In recent times, another wish has made its presence felt -- to write a book. Going by the spectacular lack of progress on this front, this wish appears to be going the same way as the weight loss one.

So on the first day of this year, I sat in the park with my four-year-old son and shared a rare honest moment with myself. As I absentmindedly watched Ritwik conjure new ways to hurt himself, my mind dwelt on the year ahead, on the to-do list. I thought of Ritwik's school admission, about finally moving into a new house, about how India was going to fare in cricket (at that point the Sydney Test hadn't been played yet).
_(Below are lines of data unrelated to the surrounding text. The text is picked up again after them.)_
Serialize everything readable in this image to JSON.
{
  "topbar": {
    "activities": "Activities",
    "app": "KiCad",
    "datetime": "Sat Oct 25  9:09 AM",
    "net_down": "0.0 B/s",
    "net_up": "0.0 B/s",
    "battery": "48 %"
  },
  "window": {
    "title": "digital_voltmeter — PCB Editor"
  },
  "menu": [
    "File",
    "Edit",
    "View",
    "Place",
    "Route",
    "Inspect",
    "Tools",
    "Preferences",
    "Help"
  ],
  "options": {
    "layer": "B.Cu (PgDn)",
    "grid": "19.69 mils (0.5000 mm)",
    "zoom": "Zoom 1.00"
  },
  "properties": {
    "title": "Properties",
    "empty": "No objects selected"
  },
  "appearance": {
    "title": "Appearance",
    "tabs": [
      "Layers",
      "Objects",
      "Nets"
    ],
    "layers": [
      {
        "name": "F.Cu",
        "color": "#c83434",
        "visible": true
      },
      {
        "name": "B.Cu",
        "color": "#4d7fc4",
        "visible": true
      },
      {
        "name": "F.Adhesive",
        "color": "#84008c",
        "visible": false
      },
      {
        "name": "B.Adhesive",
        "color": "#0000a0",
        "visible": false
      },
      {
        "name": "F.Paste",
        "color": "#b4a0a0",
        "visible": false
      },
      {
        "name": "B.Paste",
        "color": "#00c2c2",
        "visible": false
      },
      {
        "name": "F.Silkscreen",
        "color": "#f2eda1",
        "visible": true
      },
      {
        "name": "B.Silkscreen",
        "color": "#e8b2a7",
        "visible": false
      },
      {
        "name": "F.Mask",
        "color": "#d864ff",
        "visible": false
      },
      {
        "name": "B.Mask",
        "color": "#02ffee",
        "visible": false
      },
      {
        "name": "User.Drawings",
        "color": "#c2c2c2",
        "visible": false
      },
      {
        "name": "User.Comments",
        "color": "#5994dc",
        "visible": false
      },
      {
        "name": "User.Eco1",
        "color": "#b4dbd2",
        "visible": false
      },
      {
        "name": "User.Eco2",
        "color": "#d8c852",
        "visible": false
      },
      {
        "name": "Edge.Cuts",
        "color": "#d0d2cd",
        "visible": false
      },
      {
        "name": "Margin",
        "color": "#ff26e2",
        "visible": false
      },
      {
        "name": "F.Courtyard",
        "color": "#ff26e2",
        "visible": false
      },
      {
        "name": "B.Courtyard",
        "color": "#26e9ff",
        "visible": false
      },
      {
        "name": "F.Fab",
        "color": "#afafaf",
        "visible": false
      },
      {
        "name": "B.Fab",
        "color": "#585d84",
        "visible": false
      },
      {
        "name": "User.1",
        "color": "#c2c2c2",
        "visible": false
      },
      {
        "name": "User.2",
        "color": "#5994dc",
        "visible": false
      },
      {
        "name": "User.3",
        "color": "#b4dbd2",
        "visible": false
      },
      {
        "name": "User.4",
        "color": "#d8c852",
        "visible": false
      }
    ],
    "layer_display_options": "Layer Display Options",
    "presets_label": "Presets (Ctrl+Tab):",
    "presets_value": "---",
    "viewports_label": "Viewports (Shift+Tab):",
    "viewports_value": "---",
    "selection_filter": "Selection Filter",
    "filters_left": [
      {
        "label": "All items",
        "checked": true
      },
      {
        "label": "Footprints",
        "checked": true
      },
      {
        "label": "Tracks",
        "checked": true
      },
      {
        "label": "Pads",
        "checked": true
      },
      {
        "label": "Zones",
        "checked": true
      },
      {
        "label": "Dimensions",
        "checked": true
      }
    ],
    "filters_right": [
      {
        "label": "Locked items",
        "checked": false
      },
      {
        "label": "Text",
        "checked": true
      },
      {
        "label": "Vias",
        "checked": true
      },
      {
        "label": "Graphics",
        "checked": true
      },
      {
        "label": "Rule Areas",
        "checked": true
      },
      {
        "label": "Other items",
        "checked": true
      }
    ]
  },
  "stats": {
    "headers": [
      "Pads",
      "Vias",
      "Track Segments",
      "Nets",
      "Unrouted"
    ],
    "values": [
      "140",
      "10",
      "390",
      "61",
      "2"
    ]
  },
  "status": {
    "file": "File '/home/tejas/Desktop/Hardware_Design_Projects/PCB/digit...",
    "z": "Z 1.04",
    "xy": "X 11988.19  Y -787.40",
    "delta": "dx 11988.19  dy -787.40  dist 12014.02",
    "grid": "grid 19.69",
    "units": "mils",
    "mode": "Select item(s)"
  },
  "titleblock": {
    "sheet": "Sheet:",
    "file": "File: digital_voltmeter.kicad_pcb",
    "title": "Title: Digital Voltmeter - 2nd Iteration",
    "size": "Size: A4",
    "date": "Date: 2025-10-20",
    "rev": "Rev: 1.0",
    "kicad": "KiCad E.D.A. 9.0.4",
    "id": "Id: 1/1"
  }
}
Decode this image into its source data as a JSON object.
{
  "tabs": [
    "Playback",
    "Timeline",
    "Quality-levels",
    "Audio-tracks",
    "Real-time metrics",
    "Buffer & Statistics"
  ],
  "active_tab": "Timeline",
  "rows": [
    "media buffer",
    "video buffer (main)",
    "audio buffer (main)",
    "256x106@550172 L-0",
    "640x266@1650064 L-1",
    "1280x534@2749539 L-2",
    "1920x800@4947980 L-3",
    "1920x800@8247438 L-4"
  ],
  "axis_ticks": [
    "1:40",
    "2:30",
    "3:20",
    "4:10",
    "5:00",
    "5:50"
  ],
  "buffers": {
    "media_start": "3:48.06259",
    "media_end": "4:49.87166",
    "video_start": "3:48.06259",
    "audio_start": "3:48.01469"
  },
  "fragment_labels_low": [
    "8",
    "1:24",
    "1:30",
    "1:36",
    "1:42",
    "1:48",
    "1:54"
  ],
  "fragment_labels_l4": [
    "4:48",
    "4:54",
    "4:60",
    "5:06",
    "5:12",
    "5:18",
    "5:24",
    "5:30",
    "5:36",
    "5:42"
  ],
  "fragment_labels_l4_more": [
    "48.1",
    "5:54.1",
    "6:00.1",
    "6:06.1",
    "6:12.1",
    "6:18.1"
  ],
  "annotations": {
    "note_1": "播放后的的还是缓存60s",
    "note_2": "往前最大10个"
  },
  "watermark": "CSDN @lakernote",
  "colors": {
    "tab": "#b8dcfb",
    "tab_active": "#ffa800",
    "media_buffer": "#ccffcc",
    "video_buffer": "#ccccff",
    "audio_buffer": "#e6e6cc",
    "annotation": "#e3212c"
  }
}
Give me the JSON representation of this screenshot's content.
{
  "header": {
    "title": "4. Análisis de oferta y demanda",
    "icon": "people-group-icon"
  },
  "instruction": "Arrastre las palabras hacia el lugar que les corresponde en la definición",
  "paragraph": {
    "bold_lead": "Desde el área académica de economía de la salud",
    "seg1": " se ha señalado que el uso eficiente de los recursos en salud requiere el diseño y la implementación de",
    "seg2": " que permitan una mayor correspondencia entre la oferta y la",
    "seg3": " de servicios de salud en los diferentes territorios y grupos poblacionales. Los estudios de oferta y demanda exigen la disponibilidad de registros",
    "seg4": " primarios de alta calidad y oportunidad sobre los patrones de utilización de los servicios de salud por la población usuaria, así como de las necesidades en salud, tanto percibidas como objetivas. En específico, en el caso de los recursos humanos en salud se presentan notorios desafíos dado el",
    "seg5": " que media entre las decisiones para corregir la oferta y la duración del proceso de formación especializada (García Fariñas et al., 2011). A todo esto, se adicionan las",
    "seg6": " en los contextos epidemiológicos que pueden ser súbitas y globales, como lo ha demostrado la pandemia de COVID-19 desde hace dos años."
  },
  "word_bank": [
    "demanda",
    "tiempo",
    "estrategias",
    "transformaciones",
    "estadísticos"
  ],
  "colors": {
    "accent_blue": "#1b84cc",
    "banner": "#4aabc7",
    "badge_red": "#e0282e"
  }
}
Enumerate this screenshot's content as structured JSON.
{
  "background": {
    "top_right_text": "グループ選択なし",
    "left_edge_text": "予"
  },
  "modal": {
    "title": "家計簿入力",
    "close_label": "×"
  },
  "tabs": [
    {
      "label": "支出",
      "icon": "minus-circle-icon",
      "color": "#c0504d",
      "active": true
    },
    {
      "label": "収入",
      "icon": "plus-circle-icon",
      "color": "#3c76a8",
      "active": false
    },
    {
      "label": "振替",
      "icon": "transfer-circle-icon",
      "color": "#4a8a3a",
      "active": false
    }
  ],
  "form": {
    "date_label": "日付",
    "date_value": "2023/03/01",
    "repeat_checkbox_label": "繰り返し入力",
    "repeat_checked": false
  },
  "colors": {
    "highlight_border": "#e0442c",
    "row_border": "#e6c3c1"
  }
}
I thought how I needed to right a wrong -- a promise made to a friend had to be kept and a contract signed with his partner to be honoured. That was top on the list of my priorities.

And then there was the little matter of a new blog. When I first started blogging, at least two friends -- one in the US and the other one in Dilli, him a philosopher-scientist masquerading as a software programmer-turned-entrepreneur and her a journalist doing a splendid impersonation of an accountant -- were seriously sceptical about how long I would continue to blog. It took about two months to silence the doubters and six more to prove that their original misgivings were not entirely unfounded.

After a break of couple of months, I thought I would start the new year with a new blog. Nothing dramatically different than last year. But one that would hopefully feature more stories of my travels, a blog with more pictures and a blog that would feature writings from friends and like-minded people. A more interactive, a more inclusive blog.

That was ten days -- and a lifetime -- ago. Since then I contrived to make the simple task of stepping out of my car appear rather difficult by landing on the side of my foot and tearing the ligament behind my right knee. So much for the first day of the first month of the year.

I am in good company. I am told the Indian fast bowler Zaheer Khan has a similar injury. The friendly neighbourhood orthopedic has my right leg wrapped in a contraption that is rather unimaginatively described as a knee immobiliser. A leg paralyzer would be a more apt description. Once you wear the knee immobiliser, you feel so much pain in your entire leg that you quickly forget the painful ligament.

I can't honestly make up my mind what is more painful -- the torn ligament or the prospect of wearing this contraption, which would have surely found pride of place in Sade's dungeon, for six more weeks.